His psychologist had assured him that it was "normal" because of his condition.

It turned out Akk suffered from Bipolar mood disorder type 2, unlike type 1 Akk only had short-term hypomanic episodes. Only during those episodes would he feel something that sort of resembled happiness, he knew it wouldn't last... it never did and during those days he would be a ball of anxiety.

He would be so terrified knowing that the euphoria he felt was just temporary and soon he would be in a downward spiral of darkness that would last weeks.

Apparently this downward spiral was called manic depression.

During these episodes of "manic depression" Akk would feel so hopeless with feelings of hopelessness, deep sadness and guilt. The guilt was what ate him apart the most.

He felt guilty on the the days he couldn't allow the people who loved him love him. He felt so undeserving of their love and wanted to push them away, he wanted to stay as far away as possible from them. He didn't want to taint them with... him.

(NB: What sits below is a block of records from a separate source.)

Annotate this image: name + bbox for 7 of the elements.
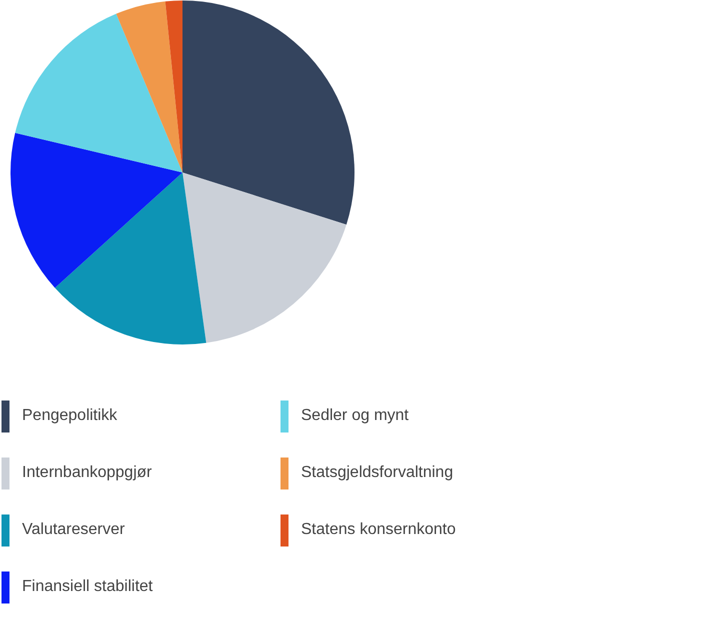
legend-label: Pengepolitikk xyxy=(22,407,118,425)
legend-label: Finansiell stabilitet xyxy=(22,578,154,596)
legend-label: Sedler og mynt xyxy=(301,407,410,425)
legend-label: Internbankoppgjør xyxy=(22,464,153,482)
legend-label: Statens konsernkonto xyxy=(301,521,457,539)
legend-label: Statsgjeldsforvaltning xyxy=(301,464,454,482)
legend-label: Valutareserver xyxy=(22,521,126,539)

He didn't want to taint Ayan with the darkness and bitterness that was him. Ayan was a wonderful person, and he loved Ayan so much it hurt, like physically hurt. That is why he would stay up late, take in more work just to have an excuse to stay away from Ayan and he hated himself for it.

He hated himself so much that he couldn't fathom why Ayan loved him, why Ayan even tolerated him. Ayan deserved so much better, so much better than him.

Akk hated himself and everyday was a struggle, just looking in the mirror he wanted to beat his fist against the panes of the glass until it was shattered. He didn't want to look at himself and face the demons he was struggling with.

Everyday is a struggle

Akk hated himself so much that everyday was a struggle to keep from setting the smooth blade into his skin even though he knew shouldn't so he would opt for putting a cold block of ice on his skin, the icy cold gave him a sort of relief. It wasn't the same as a sharp blade tearing at his skin but it gave him some relief at least.

He so badly wanted to tear himself apart from the out and destroy everything in him that he loathed. He didn't want this ache in his veins, he didn't want to be stuck inside himself anymore.

Oh he hated himself.

Akk hated himself so much that everyday he struggled with knowing how damaged he was, Ayan told him otherwise but he knew that Ayan was pure and saw the good in everyone. Akk craved to fall away from himself, kill everything he hated so much about himself.

He didn't want to feel so twisted, so broken. He didn't want to stay locked in these shadows, locked in this pain.

And Akk truly believed he was damaged beyond repair, his reflection was unrecognizable. It had been for a while... a long while. He wanted to hide from himself, wanted the blade that he kept hidden so deep in his skin that it cuts out the pain.

He just wanted so badly to escape.

He hated himself so much that he struggled day in and day out but he has to go on, he must go on... if not for him at least for Ayan. So he kept up a mask and kept hiding behind it and conceal the truth. It was were he buried a shattered piece of himself and he felt so helpless and frightened.